The best presentation documents are brief, enticing, attention-holding and notably light on 'boring' specifics. They are drawn for the purpose of stimulating curiosity and interest; the best ones open the doors for further conversations and lead to the capture of precisely what they are targeted for. They are tools that involve much more knowledge of behavioral psychology, subliminal messaging and call to action coupled with a sense of urgency.

Most businesses produce documents that are useless hybrids...they are a combination of detailed business plans and presentation documents. These hybrids generally accomplish nothing. And they are, sadly the norm in businesses, both for well-established organizations and early-stage enterprises. It is a useless tradition which perpetuates mediocrity and excessive trial and error.

The key to creating and deploying effective business plans AND presentation documents is to be certain never to confuse the two. No one document satisfies all purposes.

Actionable Agenda:

1) Determine the specific purpose you need the document to serve;

2) Determine the exact vertical audience you wish to present it to or to share it with;

3) Set forth a very specific outline of what the document will contain -- and be sure to avoid deviating from the specific mission of the document;

4) Frequently review the document during its preparation to ensure that it does not stray from its outline, and that it does not begin to incorporate the characteristics of the "other" type of document.

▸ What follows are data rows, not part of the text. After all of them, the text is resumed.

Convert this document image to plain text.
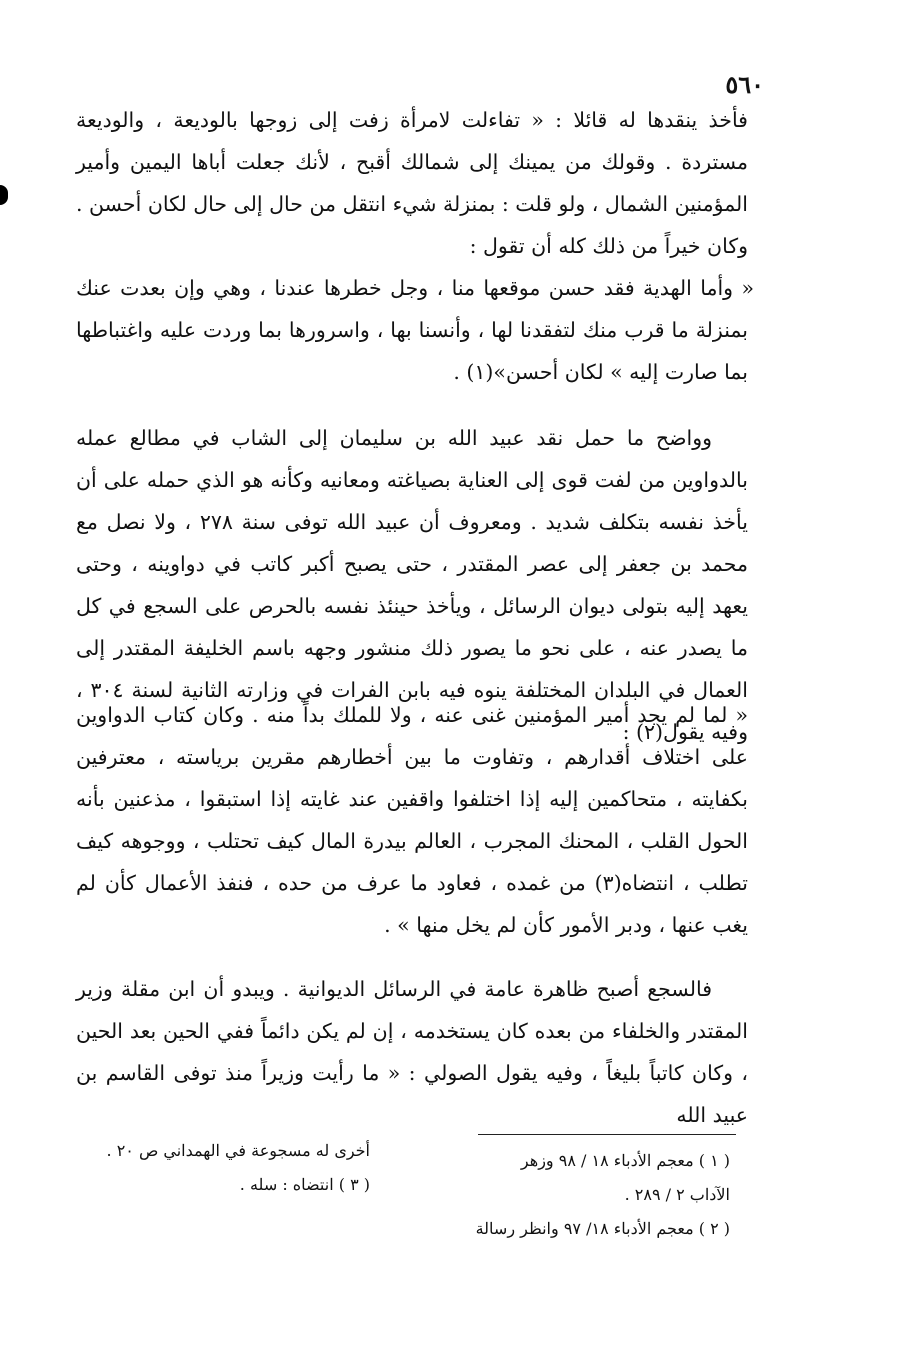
٥٦٠

فأخذ ينقدها له قائلا : « تفاءلت لامرأة زفت إلى زوجها بالوديعة ، والوديعة مستردة . وقولك من يمينك إلى شمالك أقبح ، لأنك جعلت أباها اليمين وأمير المؤمنين الشمال ، ولو قلت : بمنزلة شيء انتقل من حال إلى حال لكان أحسن . وكان خيراً من ذلك كله أن تقول :

« وأما الهدية فقد حسن موقعها منا ، وجل خطرها عندنا ، وهي وإن بعدت عنك بمنزلة ما قرب منك لتفقدنا لها ، وأنسنا بها ، واسرورها بما وردت عليه واغتباطها بما صارت إليه » لكان أحسن»(١) .

وواضح ما حمل نقد عبيد الله بن سليمان إلى الشاب في مطالع عمله بالدواوين من لفت قوى إلى العناية بصياغته ومعانيه وكأنه هو الذي حمله على أن يأخذ نفسه بتكلف شديد . ومعروف أن عبيد الله توفى سنة ٢٧٨ ، ولا نصل مع محمد بن جعفر إلى عصر المقتدر ، حتى يصبح أكبر كاتب في دواوينه ، وحتى يعهد إليه بتولى ديوان الرسائل ، ويأخذ حينئذ نفسه بالحرص على السجع في كل ما يصدر عنه ، على نحو ما يصور ذلك منشور وجهه باسم الخليفة المقتدر إلى العمال في البلدان المختلفة ينوه فيه بابن الفرات في وزارته الثانية لسنة ٣٠٤ ، وفيه يقول(٢) :

« لما لم يجد أمير المؤمنين غنى عنه ، ولا للملك بداً منه . وكان كتاب الدواوين على اختلاف أقدارهم ، وتفاوت ما بين أخطارهم مقرين برياسته ، معترفين بكفايته ، متحاكمين إليه إذا اختلفوا واقفين عند غايته إذا استبقوا ، مذعنين بأنه الحول القلب ، المحنك المجرب ، العالم بيدرة المال كيف تحتلب ، ووجوهه كيف تطلب ، انتضاه(٣) من غمده ، فعاود ما عرف من حده ، فنفذ الأعمال كأن لم يغب عنها ، ودبر الأمور كأن لم يخل منها » .

فالسجع أصبح ظاهرة عامة في الرسائل الديوانية . ويبدو أن ابن مقلة وزير المقتدر والخلفاء من بعده كان يستخدمه ، إن لم يكن دائماً ففي الحين بعد الحين ، وكان كاتباً بليغاً ، وفيه يقول الصولي : « ما رأيت وزيراً منذ توفى القاسم بن عبيد الله

( ١ ) معجم الأدباء ١٨ / ٩٨ وزهر
الآداب ٢ / ٢٨٩ .
( ٢ ) معجم الأدباء ١٨/ ٩٧ وانظر رسالة
أخرى له مسجوعة في الهمداني ص ٢٠ .
( ٣ ) انتضاه : سله .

5) Audition the final document in front of a disinterested focus group -- forget about sycophants, "yes men," flatterers, and people who are as obsessed as you must, of necessity, be, in the outcome or success of the mission to be accomplished by the document. Court harsh, direct criticism, and do not seek to defend your work --- swallow your pride of authorship (and emotional investment in your literary or artistic creation) and fine-tune the document to address any legitimate and substantial deficiencies. The idea is to "bulletproof" and strengthen the document. There is no benefit in self-praise or self-defense when it comes to the finished document; whether it is a business plan (the best ones are like military procedure manuals, but with fewer acronyms), or a presentation piece for money, a transaction, or the acquisition of a high-powered C-Suite rainmaker, turnaround expert or brilliant manager.

Never conduct a final edit or review of your own work. Run it through a true, candid focus group gauntlet. If it gets clobbered, reconstruct the vulnerable pieces until it can withstand rigorous, intelligent criticism. Learn to solicit criticism. Learn to use it as your greatest ally in achievement of your business and project management objectives.

The best business plans tend to be the worst presentation documents and vice versa. Always bear this in mind.